De colloïdale toestand is de voorwaarde die een mengsel heeft wanneer een van zijn elementen, in vaste toestand, is gedispergeerd in een andere in vloeibare of gasvormige toestand.
Om deze reden wordt vaak gesteld dat een mengsel zich in een colloïdale toestand of suspensie bevindt als er tegelijkertijd 2 chemische fasen in zitten. Wanneer een systeem zich in een colloïdale toestand bevindt, wordt het een colloïde genoemd..
Een colloïde bestaat uit 2 fasen, deze staan bekend als de gedispergeerde fase en de vloeistoffase. De gedispergeerde fase komt overeen met een vaste stof, gedispergeerd in zeer kleine deeltjes (tussen 1 en duizend nanometer).
Terwijl de vloeistoffase, ook wel dispergeerder genoemd, bestaat uit een vloeistof of gas, waar de vaste deeltjes zich bevinden verspreide.
Colloïden wekken vaak verwarring over de staat waarin ze worden aangetroffen, dit komt omdat ze visueel kenmerken lijken te hebben van 2 toestanden van materie tegelijkertijd.
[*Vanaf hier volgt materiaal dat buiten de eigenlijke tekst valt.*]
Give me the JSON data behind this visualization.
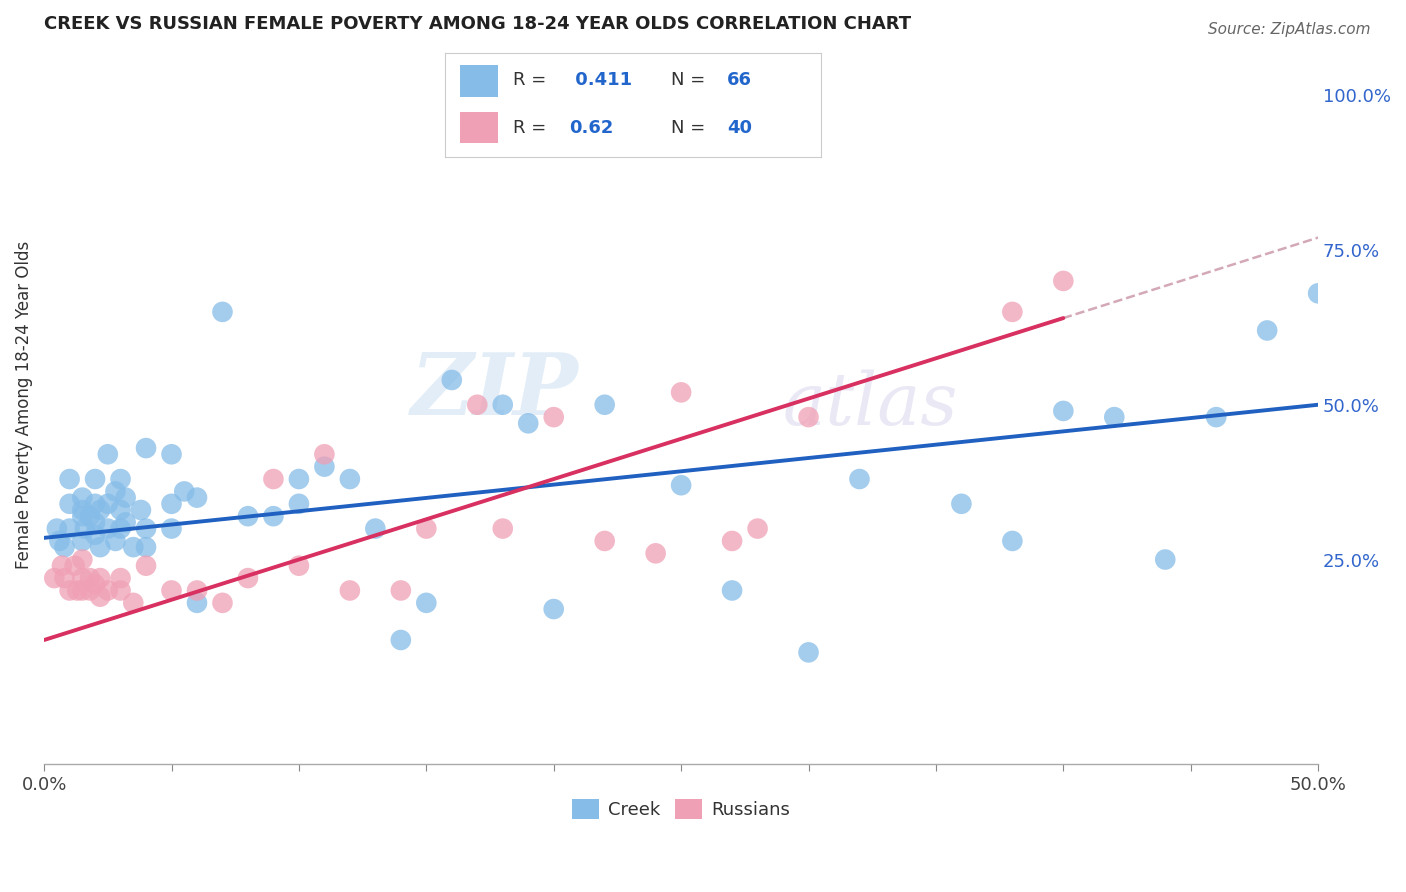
{
  "title": "CREEK VS RUSSIAN FEMALE POVERTY AMONG 18-24 YEAR OLDS CORRELATION CHART",
  "source": "Source: ZipAtlas.com",
  "ylabel": "Female Poverty Among 18-24 Year Olds",
  "xlim": [
    0.0,
    0.5
  ],
  "ylim": [
    -0.08,
    1.08
  ],
  "xticks": [
    0.0,
    0.05,
    0.1,
    0.15,
    0.2,
    0.25,
    0.3,
    0.35,
    0.4,
    0.45,
    0.5
  ],
  "yticks_right": [
    0.25,
    0.5,
    0.75,
    1.0
  ],
  "ytick_right_labels": [
    "25.0%",
    "50.0%",
    "75.0%",
    "100.0%"
  ],
  "creek_color": "#85bce8",
  "russian_color": "#f0a0b5",
  "creek_line_color": "#2060c0",
  "russian_line_color": "#d83060",
  "dashed_line_color": "#d0a0b0",
  "R_creek": 0.411,
  "N_creek": 66,
  "R_russian": 0.62,
  "N_russian": 40,
  "watermark_zip": "ZIP",
  "watermark_atlas": "atlas",
  "background_color": "#ffffff",
  "grid_color": "#c8c8d0",
  "creek_intercept": 0.285,
  "creek_slope": 0.43,
  "russian_intercept": 0.12,
  "russian_slope": 1.3,
  "creek_x": [
    0.005,
    0.006,
    0.008,
    0.01,
    0.01,
    0.01,
    0.015,
    0.015,
    0.015,
    0.015,
    0.016,
    0.018,
    0.02,
    0.02,
    0.02,
    0.02,
    0.022,
    0.022,
    0.025,
    0.025,
    0.025,
    0.028,
    0.028,
    0.03,
    0.03,
    0.03,
    0.032,
    0.032,
    0.035,
    0.038,
    0.04,
    0.04,
    0.04,
    0.05,
    0.05,
    0.05,
    0.055,
    0.06,
    0.06,
    0.07,
    0.08,
    0.09,
    0.1,
    0.1,
    0.11,
    0.12,
    0.13,
    0.14,
    0.15,
    0.16,
    0.18,
    0.19,
    0.2,
    0.22,
    0.25,
    0.27,
    0.3,
    0.32,
    0.36,
    0.38,
    0.4,
    0.42,
    0.44,
    0.46,
    0.48,
    0.5
  ],
  "creek_y": [
    0.3,
    0.28,
    0.27,
    0.3,
    0.34,
    0.38,
    0.28,
    0.32,
    0.33,
    0.35,
    0.3,
    0.32,
    0.29,
    0.31,
    0.34,
    0.38,
    0.27,
    0.33,
    0.3,
    0.34,
    0.42,
    0.28,
    0.36,
    0.3,
    0.33,
    0.38,
    0.31,
    0.35,
    0.27,
    0.33,
    0.27,
    0.3,
    0.43,
    0.3,
    0.34,
    0.42,
    0.36,
    0.18,
    0.35,
    0.65,
    0.32,
    0.32,
    0.34,
    0.38,
    0.4,
    0.38,
    0.3,
    0.12,
    0.18,
    0.54,
    0.5,
    0.47,
    0.17,
    0.5,
    0.37,
    0.2,
    0.1,
    0.38,
    0.34,
    0.28,
    0.49,
    0.48,
    0.25,
    0.48,
    0.62,
    0.68
  ],
  "russian_x": [
    0.004,
    0.007,
    0.008,
    0.01,
    0.012,
    0.013,
    0.015,
    0.015,
    0.015,
    0.018,
    0.018,
    0.02,
    0.022,
    0.022,
    0.025,
    0.03,
    0.03,
    0.035,
    0.04,
    0.05,
    0.06,
    0.07,
    0.08,
    0.09,
    0.1,
    0.11,
    0.12,
    0.14,
    0.15,
    0.17,
    0.18,
    0.2,
    0.22,
    0.24,
    0.25,
    0.27,
    0.28,
    0.3,
    0.38,
    0.4
  ],
  "russian_y": [
    0.22,
    0.24,
    0.22,
    0.2,
    0.24,
    0.2,
    0.2,
    0.22,
    0.25,
    0.2,
    0.22,
    0.21,
    0.19,
    0.22,
    0.2,
    0.2,
    0.22,
    0.18,
    0.24,
    0.2,
    0.2,
    0.18,
    0.22,
    0.38,
    0.24,
    0.42,
    0.2,
    0.2,
    0.3,
    0.5,
    0.3,
    0.48,
    0.28,
    0.26,
    0.52,
    0.28,
    0.3,
    0.48,
    0.65,
    0.7
  ]
}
Gelatine is een voorbeeld van een colloïde, waarbij vaste deeltjes (collageen) worden gedispergeerd in een vloeistof (water).
Het woord colloïde komt uit het Grieks kolas, wat betekent om te plakken, dit omdat het moeilijk is om de 2 elementen van een colloïde te scheiden.
De botsing van de vaste deeltjes in suspensie tegen de moleculen van de vloeistof of het gas, zorgt ervoor dat deze een onregelmatige en willekeurige beweging door de vloeistoffase vertonen..
Dit effect staat bekend als de Brownse beweging en is gemakkelijk waar te nemen als we een colloïde van het vaste gas-type blootstellen aan een lichtstraal, bijvoorbeeld bij het verlichten van een rook- of mistkolom..
Als we een lichtstraal door een colloïde laten gaan, is deze duidelijk zichtbaar. Dit fenomeen, bekend als het tyndall-effect, treedt op omdat de deeltjes van de verspreide fase het licht in alle richtingen weerkaatsen, waardoor het zichtbaar wordt..
Door een laserlicht op een glas met sap of gelei te richten, kan het tyndall-effect worden gewaardeerd.
Dialyse bestaat uit het scheiden van in een vloeistof aanwezige kleine elementen door middel van een membraan, met uitzondering van colloïdale deeltjes..
Deze eigenschap, die niet exclusief is voor colloïden, maakt het mogelijk om onzuiverheden uit een colloïde te verwijderen om het te zuiveren.
Afhankelijk van de toestand van de fasen zijn er 5 soorten colloïden:
Vaste stof of vloeistof gedispergeerd in een gas. Er zijn vaste aërosolen, zoals rook of nevel; en vloeibare aërosolen, zoals insecticiden. Vandaag het woord aërosol, is van toepassing op elk sprayproduct, bijvoorbeeld deodorants.
De ene vloeistof verspreidde zich in de andere. De meest voorkomende zijn meestal zuivelproducten, waarbij het melkvet in het water wordt gedispergeerd. Bijvoorbeeld boter.
Gas verspreid in een vaste stof of vloeistof. Wanneer het gas zich in een vaste stof verspreidt, vormt het een "zwaar" schuim dat over het algemeen industriële toepassingen heeft, zoals afdichtingsmiddelen en polystyreenschuimen..
Vloeibaar schuim is lichter en wordt in eigen land gebruikt, zoals scheerschuim of slagroom.
Vaste gedispergeerde vloeistof. Zoals gelei, gelei en haargels.
Vaste stof gedispergeerd in een vaste stof of een vloeistof. Ze krijgen een vloeibare consistentie en worden dikker, zoals verf en inkt.
Niemand heeft nog op dit artikel gereageerd.